Keith Brown DTN Contributing Cotton Analyst
The cotton market spent most of Thursday's session in positive territory, but could never really inspire the big buyers to enter the fray. Thursday morning's long-awaited export-sales were deemed "confusing" in their presentation, and less than stellar in their amounts. It was what we think was a partial issuance. With that, roughly 275,000 bales were sold thus far in September, but the August data was absent.
Energies fell sharply Thursday, as expectations of weaker demand and a strong U.S. dollar ahead of a potentially large interest rate increase next week outweighed supply concerns. The International Energy Agency said this week oil demand growth could "grind to a halt" in the fourth quarter. To date there has been a build of crude oil stocks.
Friday, the CFTC will update the position held by the managed-money funds, via its Commitment of Traders report. Last week those traders were net sellers as the market crumbled, reducing their net long position to roughly 50,100 contracts.
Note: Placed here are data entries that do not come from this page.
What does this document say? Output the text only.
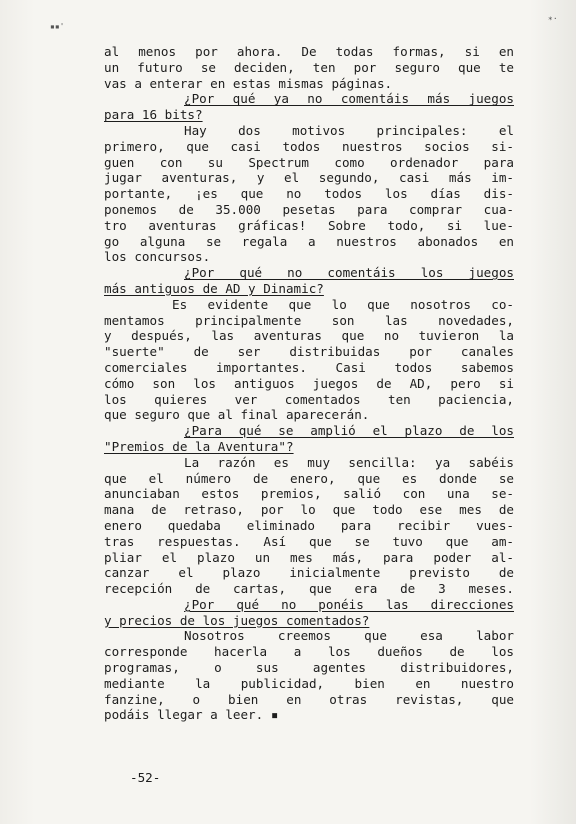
▪▪'
∗·
al menos por ahora. De todas formas, si en
un futuro se deciden, ten por seguro que te
vas a enterar en estas mismas páginas.
¿Por qué ya no comentáis más juegos
para 16 bits?
Hay dos motivos principales: el
primero, que casi todos nuestros socios si-
guen con su Spectrum como ordenador para
jugar aventuras, y el segundo, casi más im-
portante, ¡es que no todos los días dis-
ponemos de 35.000 pesetas para comprar cua-
tro aventuras gráficas! Sobre todo, si lue-
go alguna se regala a nuestros abonados en
los concursos.
¿Por qué no comentáis los juegos
más antiguos de AD y Dinamic?
Es evidente que lo que nosotros co-
mentamos principalmente son las novedades,
y después, las aventuras que no tuvieron la
"suerte" de ser distribuidas por canales
comerciales importantes. Casi todos sabemos
cómo son los antiguos juegos de AD, pero si
los quieres ver comentados ten paciencia,
que seguro que al final aparecerán.
¿Para qué se amplió el plazo de los
"Premios de la Aventura"?
La razón es muy sencilla: ya sabéis
que el número de enero, que es donde se
anunciaban estos premios, salió con una se-
mana de retraso, por lo que todo ese mes de
enero quedaba eliminado para recibir vues-
tras respuestas. Así que se tuvo que am-
pliar el plazo un mes más, para poder al-
canzar el plazo inicialmente previsto de
recepción de cartas, que era de 3 meses.
¿Por qué no ponéis las direcciones
y precios de los juegos comentados?
Nosotros creemos que esa labor
corresponde hacerla a los dueños de los
programas, o sus agentes distribuidores,
mediante la publicidad, bien en nuestro
fanzine, o bien en otras revistas, que
podáis llegar a leer. ▪
-52-
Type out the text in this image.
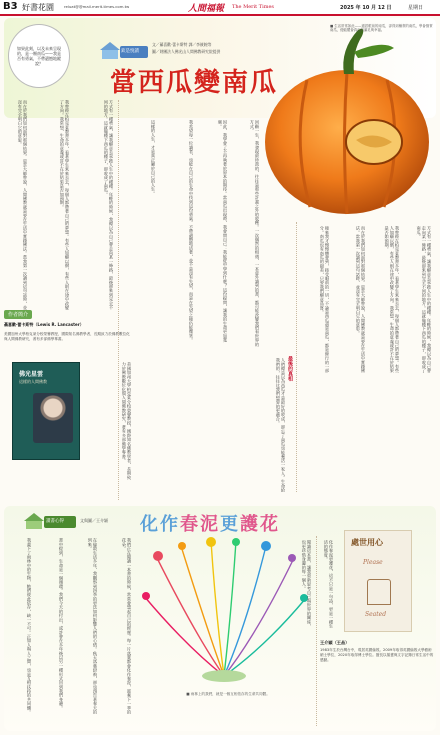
B3 好書花園	reluat@@mail.merit-times.com.tw	人間福報 The Merit Times	2025 年 10 月 12 日	星期日
如果此刻，以及未來呈現的，是一顆南瓜——我是否有勇氣，不帶遺憾地縱說？
欽是悅讀
文／聶喜歡‧蕾卡斯特 譯／李筱婉等
圖／財團法人佛光山人間佛教研究院提供
當西瓜變南瓜
方式有一種勇氣，讓我願意去承擔人生中的種種。年輕的時候，我總以為自己會走向某一條路，最後卻來到完全不同的地方。這就像種下西瓜的種子，卻收成了南瓜。
我曾經在柏克萊教書多年，看著學生來來去去，每個人都帶著自己的夢想。有些人如願以償，有些人則在途中改變了方向。我常想，生命的意義或許不在於結果是否如預期。
而在於我們如何面對那個結果。星雲大師曾說，人間佛教就是要在生活中實踐佛法。當我第一次讀到這句話時，並沒有完全明白它的意思。
後來我才慢慢體會到，接受眼前的一切，不論是西瓜還是南瓜，都是修行的一部分。南瓜也有南瓜的甜美，只要我們願意品嘗。
■ 生活常常如此——還認眼前的南瓜，卻得到種實的南瓜，學會揹實南瓜，便能體會真正的滿足與幸福。
回顧一生，我發現最珍貴的，往往是那些計畫之外的收穫。一次偶然的相遇，一本意外讀到的書，都可能改變我們看世界的方式。
因此，我學會了不再執著於原本的期待。當南瓜出現時，我會問自己：我能從中學到什麼？這份提問，讓我的生命更加寬廣。
我希望每一位讀者，也能在自己的生命中找到這份勇氣。不帶遺憾地活著，並不是沒有失望，而是在失望之後仍能微笑。
這樣的人生，才是真正屬於自己的人生。
最後的真相
人們總是以為西瓜才是最好的收成，卻忘了南瓜也能養活一家人。生命給我們的，往往比我們想要的更適合。
方式有一種勇氣，讓我願意去承擔人生中的種種。年輕的時候，我總以為自己會走向某一條路，最後卻來到完全不同的地方。這就像種下西瓜的種子，卻收成了南瓜。
我曾經在柏克萊教書多年，看著學生來來去去，每個人都帶著自己的夢想。有些人如願以償，有些人則在途中改變了方向。我常想，生命的意義或許不在於結果是否如預期。
而在於我們如何面對那個結果。星雲大師曾說，人間佛教就是要在生活中實踐佛法。當我第一次讀到這句話時，並沒有完全明白它的意思。
作者簡介
聶喜歡‧蕾卡斯特（Lewis R. Lancaster）
美國加州大學柏克萊分校榮譽教授，國際知名佛教學者，長期致力於佛教數位化與人間佛教研究，著有多部佛學專書。
佛光星雲
這樣的人間佛教	美國加州大學柏克萊分校榮譽教授，國際知名佛教學者，長期致力於佛教數位化與人間佛教研究，著有多部佛學專書。
讀書心得	文與圖／王介穎 化作春泥更護花
■ 雨林上的我們，就是一個互相依存的生命共同體。
我們正在閱讀一本書的時候，常常會想起自己的經歷。每一片落葉都會化作春泥，滋養下一季的花朵。
在倫敦生活多年，我觀察到四季的更迭如何影響人們的心情。秋天落葉紛飛，卻也預告著春天的到來。
書中提到，生命是一個循環。我們今天的付出，或許會在多年後以另一種形式回到我們身邊。
我畫下了雨林中的生物，牠們彼此依存，缺一不可。正如人與人之間，也是互相扶持的共同體。	閱讀這本書，讓我重新思考自己與世界的關係，也更珍惜身邊的每一個人。	化作春泥更護花，這不只是一句詩，更是一種生活的態度。	處世用心
Please
Seated
王介穎（王品）
1983年生於台灣台中，現居英國倫敦。2009年取得英國倫敦大學藝術碩士學位，2020年取得博士學位。擅長以插畫與文字記錄日常生活中的感動。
For context, their bullish peak this year was closer to 90,000 contracts.
As the market heads into Friday, December cotton is down 1.55 cents on the week, down 9.92 cents for the month, but up 10.64 cents on the year.
For Thursday, December closed at 103.29 cents, up 0.58 cents, March 2023 finished at 100.15 cents, up 0.57 cent and July 2023 settled at 94.84 cents, 0.28 cent higher; estimated volume was 16,925 contracts.